Quando si è potuto tornare a volare, Styles è rientrato a Londra. Con un amico ha guidato l’auto del suo padrino fino in Italia, ascoltando i CD jazz trovati nel cruscotto. Ha visitato la fontana di Trevi, probabilmente con i baffi che si era fatto crescere in pandemia, trovandosi lì con altre quattro persone invece della folla che solitamente anima il sito: «Ogni giorno mi dicevo “che momento strano, no?”, e mi rispondevo “sì, non ha senso”».
I suoi coinquilini, amici e collaboratori sono stati fondamentali per non farlo andare fuori di testa. «Avrei faticato parecchio se avessi dovuto affrontare quel momento da solo», dice quasi citando una frase del testo di As It Was, “Harry, non sei bravo a star da solo”. Dopo l’Italia, Styles ha raggiunto degli amici in Francia per poi tornare al lavoro ai Real World Studios, vicino a Bath, in Inghilterra. È poi rientrato negli States per riprendere il tour di Fine Line: Harry’s House era stato completato in gran segretezza.
Ora, oltre ai singoli e al tour mondiale, ci sono altri indicatori del suo nuovo livello di celebrità: la sua linea di abbigliamento, skin care e cura delle unghie chiamata Pleasing, una collezione con Gucci, per non dire della sua fiorente carriera cinematografica. Styles farà infatti parte del cast del thriller psicologico Don’t Worry Darling e della pellicola drammatica My Policeman, oltre ad esser stato arruolato dai Marvel Studios per recitare nella parte di Eros in almeno uno dei film della saga Eternals. «Tutto quello che è successo dopo X Factor mi sembra un regalo», spiega riferendosi al talent che ha portato alla formazione degli One Direction. «Andare in tv e cantare, non avrei mai pensato sarebbe potuto succedere».
E oggi, in questo hotel di Amburgo, Styles sta ancora provando a trovare un senso a tutto questo. Pensa all’amore, alla vergogna, all’onestà, all’importanza di essere gentile e alla terapia. Ed è preoccupato. È preoccupato di come riuscire a diventare una delle più grandi popstar del mondo, di quelle che si danno completamente ai propri fan, e continuare ad essere un buon figlio, fratello, amico, partner.
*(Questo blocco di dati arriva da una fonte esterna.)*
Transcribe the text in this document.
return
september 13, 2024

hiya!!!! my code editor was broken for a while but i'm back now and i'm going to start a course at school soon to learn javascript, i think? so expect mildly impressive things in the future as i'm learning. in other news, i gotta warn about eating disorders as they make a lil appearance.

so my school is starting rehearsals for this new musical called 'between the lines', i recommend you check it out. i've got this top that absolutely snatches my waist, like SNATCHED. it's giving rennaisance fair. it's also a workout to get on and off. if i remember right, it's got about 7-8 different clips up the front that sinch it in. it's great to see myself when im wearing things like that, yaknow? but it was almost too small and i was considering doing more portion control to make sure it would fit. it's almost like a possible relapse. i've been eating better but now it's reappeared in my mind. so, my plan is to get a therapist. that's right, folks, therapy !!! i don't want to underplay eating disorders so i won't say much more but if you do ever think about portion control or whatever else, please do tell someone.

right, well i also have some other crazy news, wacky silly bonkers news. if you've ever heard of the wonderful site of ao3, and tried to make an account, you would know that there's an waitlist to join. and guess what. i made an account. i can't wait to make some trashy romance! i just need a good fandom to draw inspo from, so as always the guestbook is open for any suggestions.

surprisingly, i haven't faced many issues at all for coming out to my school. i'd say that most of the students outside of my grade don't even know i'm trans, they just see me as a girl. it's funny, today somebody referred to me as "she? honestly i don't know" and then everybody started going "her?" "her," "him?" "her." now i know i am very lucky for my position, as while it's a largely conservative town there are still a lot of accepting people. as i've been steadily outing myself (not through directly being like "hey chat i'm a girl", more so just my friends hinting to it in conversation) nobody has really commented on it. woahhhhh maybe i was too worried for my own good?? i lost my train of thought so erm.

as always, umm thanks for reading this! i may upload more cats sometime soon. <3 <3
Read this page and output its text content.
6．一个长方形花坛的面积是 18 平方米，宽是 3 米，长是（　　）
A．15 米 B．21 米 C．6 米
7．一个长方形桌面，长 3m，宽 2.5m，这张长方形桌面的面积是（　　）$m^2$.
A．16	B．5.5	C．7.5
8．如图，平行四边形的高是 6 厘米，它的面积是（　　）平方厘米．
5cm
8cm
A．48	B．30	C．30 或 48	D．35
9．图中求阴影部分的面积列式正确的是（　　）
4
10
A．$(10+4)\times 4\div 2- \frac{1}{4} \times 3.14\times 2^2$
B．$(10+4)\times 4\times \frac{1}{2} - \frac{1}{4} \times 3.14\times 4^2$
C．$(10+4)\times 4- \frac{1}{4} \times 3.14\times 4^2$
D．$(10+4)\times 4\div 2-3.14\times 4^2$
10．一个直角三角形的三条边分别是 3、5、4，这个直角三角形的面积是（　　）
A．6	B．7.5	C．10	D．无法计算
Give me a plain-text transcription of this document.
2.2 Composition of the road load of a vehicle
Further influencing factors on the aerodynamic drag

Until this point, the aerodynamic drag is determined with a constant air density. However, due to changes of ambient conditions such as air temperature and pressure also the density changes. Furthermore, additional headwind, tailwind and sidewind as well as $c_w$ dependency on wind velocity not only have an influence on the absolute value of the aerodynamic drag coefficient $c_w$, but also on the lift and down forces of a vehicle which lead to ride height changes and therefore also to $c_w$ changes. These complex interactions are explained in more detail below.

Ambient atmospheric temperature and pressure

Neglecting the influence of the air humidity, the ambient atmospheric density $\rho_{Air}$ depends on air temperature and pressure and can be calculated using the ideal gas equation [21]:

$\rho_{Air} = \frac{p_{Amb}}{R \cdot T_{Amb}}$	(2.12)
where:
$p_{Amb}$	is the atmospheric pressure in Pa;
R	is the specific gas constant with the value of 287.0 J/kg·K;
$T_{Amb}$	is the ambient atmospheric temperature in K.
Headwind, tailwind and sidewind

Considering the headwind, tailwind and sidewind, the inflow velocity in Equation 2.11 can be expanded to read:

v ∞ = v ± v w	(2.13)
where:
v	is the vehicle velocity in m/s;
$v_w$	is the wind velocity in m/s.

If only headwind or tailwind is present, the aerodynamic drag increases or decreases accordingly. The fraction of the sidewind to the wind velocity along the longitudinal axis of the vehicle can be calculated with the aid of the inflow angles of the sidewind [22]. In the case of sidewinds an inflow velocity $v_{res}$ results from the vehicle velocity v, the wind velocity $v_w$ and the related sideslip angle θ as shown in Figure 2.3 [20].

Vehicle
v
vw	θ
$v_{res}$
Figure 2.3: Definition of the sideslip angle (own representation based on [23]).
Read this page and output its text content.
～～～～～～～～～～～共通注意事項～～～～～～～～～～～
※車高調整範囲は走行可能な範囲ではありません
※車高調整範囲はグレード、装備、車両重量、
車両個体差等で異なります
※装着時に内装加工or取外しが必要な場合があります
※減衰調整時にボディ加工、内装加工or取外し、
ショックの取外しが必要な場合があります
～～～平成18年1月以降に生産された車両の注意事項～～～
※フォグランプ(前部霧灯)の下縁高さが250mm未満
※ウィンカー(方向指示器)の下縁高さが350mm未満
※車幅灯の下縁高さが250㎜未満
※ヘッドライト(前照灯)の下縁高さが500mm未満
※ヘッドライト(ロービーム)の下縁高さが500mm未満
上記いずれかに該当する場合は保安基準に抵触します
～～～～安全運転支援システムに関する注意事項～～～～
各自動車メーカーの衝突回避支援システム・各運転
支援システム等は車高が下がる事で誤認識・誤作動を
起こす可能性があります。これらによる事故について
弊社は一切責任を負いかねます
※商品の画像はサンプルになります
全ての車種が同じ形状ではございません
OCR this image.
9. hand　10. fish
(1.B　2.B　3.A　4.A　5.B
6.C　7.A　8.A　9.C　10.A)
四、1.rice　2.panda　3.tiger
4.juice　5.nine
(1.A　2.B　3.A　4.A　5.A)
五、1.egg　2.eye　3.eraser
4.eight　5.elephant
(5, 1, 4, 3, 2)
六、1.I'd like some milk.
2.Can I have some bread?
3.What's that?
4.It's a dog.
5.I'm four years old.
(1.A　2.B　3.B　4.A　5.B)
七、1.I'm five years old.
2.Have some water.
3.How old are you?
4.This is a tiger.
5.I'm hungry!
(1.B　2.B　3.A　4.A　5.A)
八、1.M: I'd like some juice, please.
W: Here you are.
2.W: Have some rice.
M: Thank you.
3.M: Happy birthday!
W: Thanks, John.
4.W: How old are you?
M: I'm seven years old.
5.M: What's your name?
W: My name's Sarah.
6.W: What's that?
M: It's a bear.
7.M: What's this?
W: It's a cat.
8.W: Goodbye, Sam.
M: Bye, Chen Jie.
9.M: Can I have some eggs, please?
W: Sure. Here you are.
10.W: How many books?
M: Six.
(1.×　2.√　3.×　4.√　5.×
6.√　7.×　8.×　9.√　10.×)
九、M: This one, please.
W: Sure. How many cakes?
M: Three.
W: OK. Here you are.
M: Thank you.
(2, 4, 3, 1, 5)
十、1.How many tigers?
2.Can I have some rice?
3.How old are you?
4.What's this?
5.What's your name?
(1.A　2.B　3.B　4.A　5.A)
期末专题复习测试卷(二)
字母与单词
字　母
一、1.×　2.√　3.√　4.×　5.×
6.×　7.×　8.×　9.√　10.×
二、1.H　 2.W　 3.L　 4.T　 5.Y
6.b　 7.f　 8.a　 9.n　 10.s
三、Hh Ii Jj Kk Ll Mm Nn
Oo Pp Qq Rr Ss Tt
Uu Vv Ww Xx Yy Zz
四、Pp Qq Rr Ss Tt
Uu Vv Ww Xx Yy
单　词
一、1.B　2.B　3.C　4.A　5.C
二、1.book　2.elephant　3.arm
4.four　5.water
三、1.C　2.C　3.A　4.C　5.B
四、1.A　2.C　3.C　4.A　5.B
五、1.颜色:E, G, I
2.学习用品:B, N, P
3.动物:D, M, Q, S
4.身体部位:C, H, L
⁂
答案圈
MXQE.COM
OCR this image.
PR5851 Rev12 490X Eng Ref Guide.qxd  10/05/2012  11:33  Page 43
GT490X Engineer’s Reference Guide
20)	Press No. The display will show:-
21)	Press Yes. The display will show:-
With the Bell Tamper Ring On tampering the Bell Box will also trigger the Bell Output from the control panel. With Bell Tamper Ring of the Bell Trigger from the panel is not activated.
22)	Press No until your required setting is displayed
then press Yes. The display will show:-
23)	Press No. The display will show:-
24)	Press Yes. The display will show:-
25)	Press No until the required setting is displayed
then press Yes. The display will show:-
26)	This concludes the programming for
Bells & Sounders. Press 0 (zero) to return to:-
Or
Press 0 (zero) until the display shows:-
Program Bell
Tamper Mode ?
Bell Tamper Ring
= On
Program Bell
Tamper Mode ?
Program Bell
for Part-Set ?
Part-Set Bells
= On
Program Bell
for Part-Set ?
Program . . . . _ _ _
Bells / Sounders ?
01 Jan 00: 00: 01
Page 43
Più tutto diventa grande, più Styles immagina una vita riservata. Come può l’uomo più desiderato al mondo tenere il meglio per se stesso?
Quando Styles ha fatto i due sold out allo stadio di Wembley a giugno, la prima cosa che ha fatto ogni sera, sceso dal palco, è stato farsi una doccia. La doccia post show è diventata un rito: una necessità igienica, certo, ma anche un momento cruciale di riflessione. E così che si sciacqua via le urla piene di amore e desiderio dei fan. Chiunque altro ne sarebbe sopraffatto. «Non è normale trovarsi di fronte a tutte quelle persone e vivere quel tipo di esperienza», dice. «Quando però ti lavi via tutto questo, non sei che una persona nuda nella forma umana più vulnerabile. Come un bambino nudo».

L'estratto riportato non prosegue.